Based on our model output, the share of final consumption expenditure of households in the inflation-adjusted national disposable income reduced mildly to 71.3% in 2022 from 75.2% in Q2:2021, due largely to the estimated sharp increase of 250.1% in the share of final consumption expenditure of the general government to ₦7.3tn over the period.
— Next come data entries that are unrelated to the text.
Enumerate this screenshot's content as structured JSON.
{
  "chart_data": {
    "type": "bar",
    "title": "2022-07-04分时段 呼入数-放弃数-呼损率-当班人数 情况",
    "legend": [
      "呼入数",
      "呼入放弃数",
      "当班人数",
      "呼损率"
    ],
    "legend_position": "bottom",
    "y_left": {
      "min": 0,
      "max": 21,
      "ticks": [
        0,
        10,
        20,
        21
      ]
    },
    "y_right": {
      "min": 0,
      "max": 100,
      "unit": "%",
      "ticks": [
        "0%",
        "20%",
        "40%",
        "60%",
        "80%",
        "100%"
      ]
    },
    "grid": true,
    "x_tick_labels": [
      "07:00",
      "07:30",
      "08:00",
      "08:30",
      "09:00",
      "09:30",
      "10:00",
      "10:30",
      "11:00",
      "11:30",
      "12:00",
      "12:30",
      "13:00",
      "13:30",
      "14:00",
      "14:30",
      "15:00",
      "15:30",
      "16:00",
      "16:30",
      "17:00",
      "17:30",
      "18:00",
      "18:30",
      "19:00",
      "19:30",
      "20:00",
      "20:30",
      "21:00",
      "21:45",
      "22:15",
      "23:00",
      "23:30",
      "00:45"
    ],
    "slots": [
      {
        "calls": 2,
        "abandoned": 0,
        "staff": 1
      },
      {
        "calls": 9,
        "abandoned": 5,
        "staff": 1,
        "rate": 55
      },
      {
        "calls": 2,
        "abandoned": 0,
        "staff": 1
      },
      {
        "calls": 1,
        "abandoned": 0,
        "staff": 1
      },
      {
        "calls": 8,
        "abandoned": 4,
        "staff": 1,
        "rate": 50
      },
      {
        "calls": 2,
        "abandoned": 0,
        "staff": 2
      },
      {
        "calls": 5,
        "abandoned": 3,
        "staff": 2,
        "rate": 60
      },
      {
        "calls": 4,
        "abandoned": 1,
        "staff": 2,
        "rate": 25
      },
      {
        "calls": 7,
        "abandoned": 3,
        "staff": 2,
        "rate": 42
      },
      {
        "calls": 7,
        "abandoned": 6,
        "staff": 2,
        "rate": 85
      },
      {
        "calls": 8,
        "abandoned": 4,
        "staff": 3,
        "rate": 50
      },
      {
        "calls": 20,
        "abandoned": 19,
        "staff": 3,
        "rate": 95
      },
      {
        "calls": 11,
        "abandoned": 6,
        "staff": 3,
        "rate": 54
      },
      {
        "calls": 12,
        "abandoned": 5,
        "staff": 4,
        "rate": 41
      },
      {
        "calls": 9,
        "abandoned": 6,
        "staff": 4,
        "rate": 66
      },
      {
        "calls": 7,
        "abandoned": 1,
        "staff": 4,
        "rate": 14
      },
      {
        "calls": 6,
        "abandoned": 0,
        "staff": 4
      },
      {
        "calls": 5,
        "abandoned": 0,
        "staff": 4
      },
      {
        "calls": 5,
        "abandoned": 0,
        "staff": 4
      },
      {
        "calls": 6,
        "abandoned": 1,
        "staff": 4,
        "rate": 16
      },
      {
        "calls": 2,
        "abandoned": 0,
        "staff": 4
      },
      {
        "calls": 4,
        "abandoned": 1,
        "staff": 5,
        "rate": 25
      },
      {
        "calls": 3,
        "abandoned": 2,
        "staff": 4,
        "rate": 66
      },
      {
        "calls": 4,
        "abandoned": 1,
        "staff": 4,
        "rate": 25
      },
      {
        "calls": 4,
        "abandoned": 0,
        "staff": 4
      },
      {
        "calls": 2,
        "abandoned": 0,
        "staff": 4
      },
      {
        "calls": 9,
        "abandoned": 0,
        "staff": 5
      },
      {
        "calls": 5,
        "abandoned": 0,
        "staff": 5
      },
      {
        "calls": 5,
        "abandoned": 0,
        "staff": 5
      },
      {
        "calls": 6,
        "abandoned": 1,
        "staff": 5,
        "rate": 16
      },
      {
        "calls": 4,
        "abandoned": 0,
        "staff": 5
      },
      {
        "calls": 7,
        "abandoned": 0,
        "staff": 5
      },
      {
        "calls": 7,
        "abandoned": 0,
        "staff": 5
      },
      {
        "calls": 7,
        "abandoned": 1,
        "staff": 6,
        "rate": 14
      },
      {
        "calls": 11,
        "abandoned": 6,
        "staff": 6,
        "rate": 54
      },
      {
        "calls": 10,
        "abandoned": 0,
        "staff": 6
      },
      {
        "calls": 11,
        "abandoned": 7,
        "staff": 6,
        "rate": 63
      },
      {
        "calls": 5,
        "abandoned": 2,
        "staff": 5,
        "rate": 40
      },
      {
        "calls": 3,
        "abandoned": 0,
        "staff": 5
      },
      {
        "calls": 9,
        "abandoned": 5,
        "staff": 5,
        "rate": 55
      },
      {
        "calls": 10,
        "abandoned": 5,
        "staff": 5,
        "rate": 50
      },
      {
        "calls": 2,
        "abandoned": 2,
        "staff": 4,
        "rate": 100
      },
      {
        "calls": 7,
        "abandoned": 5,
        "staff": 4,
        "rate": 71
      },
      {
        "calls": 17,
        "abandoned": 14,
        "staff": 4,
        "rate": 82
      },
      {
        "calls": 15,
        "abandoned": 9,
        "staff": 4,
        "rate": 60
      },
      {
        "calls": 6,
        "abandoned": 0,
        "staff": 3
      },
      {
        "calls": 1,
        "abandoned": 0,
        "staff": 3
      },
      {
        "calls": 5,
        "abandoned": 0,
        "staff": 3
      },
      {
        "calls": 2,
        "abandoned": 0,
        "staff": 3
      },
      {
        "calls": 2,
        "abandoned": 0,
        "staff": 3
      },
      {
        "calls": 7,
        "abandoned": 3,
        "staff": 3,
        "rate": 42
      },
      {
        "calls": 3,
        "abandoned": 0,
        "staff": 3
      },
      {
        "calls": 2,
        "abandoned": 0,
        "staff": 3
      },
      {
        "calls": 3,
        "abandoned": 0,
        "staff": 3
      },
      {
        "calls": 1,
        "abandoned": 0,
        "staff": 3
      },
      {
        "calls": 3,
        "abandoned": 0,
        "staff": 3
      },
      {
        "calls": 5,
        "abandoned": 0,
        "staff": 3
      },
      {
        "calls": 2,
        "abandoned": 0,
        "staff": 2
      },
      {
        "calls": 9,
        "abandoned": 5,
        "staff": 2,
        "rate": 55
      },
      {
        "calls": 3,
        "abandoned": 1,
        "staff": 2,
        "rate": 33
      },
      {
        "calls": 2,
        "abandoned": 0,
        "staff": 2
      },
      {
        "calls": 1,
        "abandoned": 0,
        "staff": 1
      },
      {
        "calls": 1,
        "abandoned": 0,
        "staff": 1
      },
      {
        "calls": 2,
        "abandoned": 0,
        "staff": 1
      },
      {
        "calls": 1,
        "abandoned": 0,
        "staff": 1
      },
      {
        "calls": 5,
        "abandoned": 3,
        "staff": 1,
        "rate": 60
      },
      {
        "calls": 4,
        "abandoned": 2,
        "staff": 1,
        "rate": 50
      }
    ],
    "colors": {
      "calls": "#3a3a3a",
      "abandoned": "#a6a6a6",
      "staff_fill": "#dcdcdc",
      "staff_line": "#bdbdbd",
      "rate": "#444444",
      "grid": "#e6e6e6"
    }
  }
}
Despite the estimated modest decline in the share of final consumption expenditure of households in disposable income in 2022, it is evident that compared to 2019, the average household have raised the share of disposable income allocation to final consumption expenditure by more than 10.0ppts in each of the last 2 years just to sustain consumption/living standard.
Chart 3: Cost of Nigeria’s Spiraling Inflation Rate on Disposable Income Distribution
More so, the 2019 NLSS revealed that an average household deploys about 56.7% share of disposable income allocation to final consumption expenditure on food items. Given that the increase in the food inflation rate index since 2019 year-end (about 80.7ppts) outpace growth of core inflation rate (about 54.6ppt), we estimate that for the average household living on the ₦30,000 minimum wage to still be able to purchase half (i.e., 50.0%) of the volume/quantity purchased in 2019, the share of final consumption expenditure on food items would have to increase to a range of 58.3% to 61.5%, other factors remaining constant. As such, we conclude that:
I. Nigeria’s spiraling inflation rate would continue to hurt the growth in the domestic savings rate, and by extension investment capacity of the average household and the economy at large, due to declining purchasing power.
II. Final consumption expenditure on critical non-food items such as education and health by the average household may further decline in the years ahead if the inflation scourge persists. Hence, this may result in a decline in productivity per capita in the medium to long-term.
III. Given that prices are usually sticky downward, a modest upward review in the minimum wage rate combined with a concerted effort targeted at boosting output level in the near term (to curb demand-pull inflation) and taming supply-side shocks would be key to preventing more households from falling below the poverty line.